Publié le vendredi 16 juin 2023
Œuvre de juillet
Emblématiques de l’impact du changement climatique sur notre environnement, les glaciers hantent l’imaginaire humain depuis des siècles. Ils sont les traces du dernier âge glaciaire et, selon les prévisions les plus pessimistes, pourraient avoir disparu de nos paysages d’ici 2100. Sans le savoir, les frères Bisson et leurs photographies de montagne nous offrent un point de comparaison alarmant avec l’emplacement actuel des géants de glace.
Louis Auguste (1814-1876) et Auguste Rosalie (1826-1900) Bisson n’ont pas commencé leur carrière de photographe par ces vues des Alpes. L’aîné, tout d’abord, installe avec leur père, lui-même artiste en tant que peintre héraldiste, un premier atelier de daguerréotypes. Architecte et chimiste de formation, ses connaissances scientifiques lui valent la reconnaissance de ses pairs par les améliorations notables qu’il apporte au procédé de Daguerre (temps de pose réduit, portrait dans l’ombre…). Le cadet pratique également la photographie dans divers ateliers et se met à son propre compte. Les deux frères s’associent en 1852, fondent « Bisson frères » et installent l’entreprise à l’hôtel de Sourdéac à Paris. Une forte volonté d’expérimentation – à défaut d’avoir le sens du commerce, ce qui leur vaudra ruine en 1863 – les fait ouvrir de nouvelles voies au médium et leur permet d’être associés aujourd’hui au Panthéon des pionniers de la photographie française.

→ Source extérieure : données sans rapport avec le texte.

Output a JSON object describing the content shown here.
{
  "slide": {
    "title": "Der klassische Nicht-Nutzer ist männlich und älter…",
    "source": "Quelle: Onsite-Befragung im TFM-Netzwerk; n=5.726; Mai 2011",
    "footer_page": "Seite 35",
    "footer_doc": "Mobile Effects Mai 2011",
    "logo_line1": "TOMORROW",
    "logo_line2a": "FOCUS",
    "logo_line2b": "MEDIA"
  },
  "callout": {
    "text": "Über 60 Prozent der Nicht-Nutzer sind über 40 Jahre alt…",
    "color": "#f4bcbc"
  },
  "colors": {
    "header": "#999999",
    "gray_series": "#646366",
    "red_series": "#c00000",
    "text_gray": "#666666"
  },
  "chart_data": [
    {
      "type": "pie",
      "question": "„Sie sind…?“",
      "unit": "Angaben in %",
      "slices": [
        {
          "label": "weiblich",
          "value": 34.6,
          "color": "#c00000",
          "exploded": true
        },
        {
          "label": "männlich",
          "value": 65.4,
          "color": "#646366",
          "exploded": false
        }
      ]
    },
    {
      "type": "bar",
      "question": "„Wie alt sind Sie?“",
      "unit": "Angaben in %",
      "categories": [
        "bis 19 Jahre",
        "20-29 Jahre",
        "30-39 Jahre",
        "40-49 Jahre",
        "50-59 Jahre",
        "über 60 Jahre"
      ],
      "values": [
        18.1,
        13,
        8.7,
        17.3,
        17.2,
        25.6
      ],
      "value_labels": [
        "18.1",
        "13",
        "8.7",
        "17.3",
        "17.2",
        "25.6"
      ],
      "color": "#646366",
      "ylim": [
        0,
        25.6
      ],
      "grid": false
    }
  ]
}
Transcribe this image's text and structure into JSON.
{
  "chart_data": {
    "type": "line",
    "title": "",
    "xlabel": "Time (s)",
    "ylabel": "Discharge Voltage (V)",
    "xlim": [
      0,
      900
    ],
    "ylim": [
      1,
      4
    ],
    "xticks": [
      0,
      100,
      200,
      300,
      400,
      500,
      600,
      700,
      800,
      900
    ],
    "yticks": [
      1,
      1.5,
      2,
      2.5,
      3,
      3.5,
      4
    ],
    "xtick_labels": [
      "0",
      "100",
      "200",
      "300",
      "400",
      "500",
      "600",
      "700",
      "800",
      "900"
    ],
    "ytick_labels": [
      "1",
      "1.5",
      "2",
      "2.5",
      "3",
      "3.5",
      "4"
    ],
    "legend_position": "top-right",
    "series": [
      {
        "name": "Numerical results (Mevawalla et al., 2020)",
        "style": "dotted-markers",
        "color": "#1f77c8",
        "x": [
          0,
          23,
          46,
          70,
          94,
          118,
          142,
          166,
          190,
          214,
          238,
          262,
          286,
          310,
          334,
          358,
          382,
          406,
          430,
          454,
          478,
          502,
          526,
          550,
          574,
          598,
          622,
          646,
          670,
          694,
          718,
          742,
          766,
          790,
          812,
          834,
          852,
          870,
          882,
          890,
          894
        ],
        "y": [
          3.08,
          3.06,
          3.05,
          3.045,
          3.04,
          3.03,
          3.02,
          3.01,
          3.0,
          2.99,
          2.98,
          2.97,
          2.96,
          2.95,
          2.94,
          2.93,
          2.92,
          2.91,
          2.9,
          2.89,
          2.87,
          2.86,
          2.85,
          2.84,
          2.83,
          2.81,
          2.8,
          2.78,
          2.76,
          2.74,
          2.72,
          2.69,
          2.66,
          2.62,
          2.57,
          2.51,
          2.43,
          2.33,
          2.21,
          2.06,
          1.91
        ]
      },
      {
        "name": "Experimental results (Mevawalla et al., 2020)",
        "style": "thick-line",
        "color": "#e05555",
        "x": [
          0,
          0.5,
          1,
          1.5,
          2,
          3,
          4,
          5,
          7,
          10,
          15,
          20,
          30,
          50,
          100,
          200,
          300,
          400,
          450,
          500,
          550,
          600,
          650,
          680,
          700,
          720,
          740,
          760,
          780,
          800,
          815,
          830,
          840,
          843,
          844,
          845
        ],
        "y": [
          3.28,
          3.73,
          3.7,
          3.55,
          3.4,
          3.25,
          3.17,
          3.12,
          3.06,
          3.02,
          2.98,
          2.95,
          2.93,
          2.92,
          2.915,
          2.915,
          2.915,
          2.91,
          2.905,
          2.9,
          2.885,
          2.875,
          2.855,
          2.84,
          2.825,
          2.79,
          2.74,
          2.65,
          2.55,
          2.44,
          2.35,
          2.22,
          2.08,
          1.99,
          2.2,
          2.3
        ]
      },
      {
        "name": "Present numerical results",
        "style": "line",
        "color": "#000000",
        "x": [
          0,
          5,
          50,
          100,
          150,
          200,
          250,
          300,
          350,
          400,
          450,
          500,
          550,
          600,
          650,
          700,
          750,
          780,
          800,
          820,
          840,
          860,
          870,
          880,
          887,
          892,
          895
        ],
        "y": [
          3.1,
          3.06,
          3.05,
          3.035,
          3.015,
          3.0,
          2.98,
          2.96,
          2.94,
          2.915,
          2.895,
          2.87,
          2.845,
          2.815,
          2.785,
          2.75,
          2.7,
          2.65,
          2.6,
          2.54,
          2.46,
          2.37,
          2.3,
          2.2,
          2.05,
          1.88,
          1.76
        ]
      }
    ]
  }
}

Ils se spécialisent en photographie de grand format d’architecture avec des négatifs au collodion ce qui, à l’époque, est inédit et nécessite une maîtrise technique remarquable. Ces vues les mènent vers d’autres sommets inexplorés et au plus notable de leurs exploits : la réalisation des premières photographies au monde depuis le sommet de l’Europe, le mont Blanc. En 1854, la rencontre avec l’industriel Daniel Dollfus-Ausset (1797-1870), passionné des glaciers, est déterminante. Ce dernier les mandate, connaissant leur notoriété, pour réaliser des photographies des glaciers des Alpes. Auguste Rosalie se lance dans l’aventure. Dès 1854, la première photographie de montagne produite est annonciatrice des nombreuses à venir. Il perfectionne petit à petit sa technique pour obtenir des contrastes réels (la neige n’aide pas à l’exercice), pour avoir le meilleur mélange chimique dans de dures conditions climatiques (le froid, la pression moindre en altitude…) et réfléchit au transport du matériel (pénible, lui aussi, quand on connait le poids de l’ensemble nécessaire au développement photographique). Rien cependant n’arrête le photographe qui franchit l’étape ultime en réussissant l’ascension du mont Blanc le 26 juillet 1861 avec le guide Auguste Balmat, descendant du premier homme à avoir atteint le sommet, et une solide équipe de porteurs. Arrivé en haut, Auguste Rosalie Bisson parvient à réaliser quatre prises de vue et entre un peu plus dans l’histoire.
La photographie du glacier du Rhône, situé dans le nord du canton du Valais en Suisse, appartient à ces images réalisées avec et pour Daniel Dollfus-Ausset. Ce dernier considère surtout les opportunités scientifiques de telles vues : la géologie, la géodésie, l’orologie sont au cœur de ses préoccupations. S’il est clair qu’il oriente l’objectif du photographe vers le glacier, cela n’empêche pas ce dernier de construire son image. Il choisit un angle de vue créant une composition dynamique où le glacier s’écoule sans fin et où la montagne du premier plan structure l’image. Il faut également une chimie parfaite pour obtenir de tels contrastes dans les crevasses du paysage et les reliefs montagneux. Le temps a fait son œuvre et l’image à l’albumine a jauni, il n’empêche que l’évidente qualité de prise de vue continue de produire un effet saisissant et à transcrire la force du paysage. À cette impression s’ajoute notre actualité climatique qui questionne notre incidence sur le monde naturel et particulièrement sur ces masses glacées qui semblaient pourtant immuables.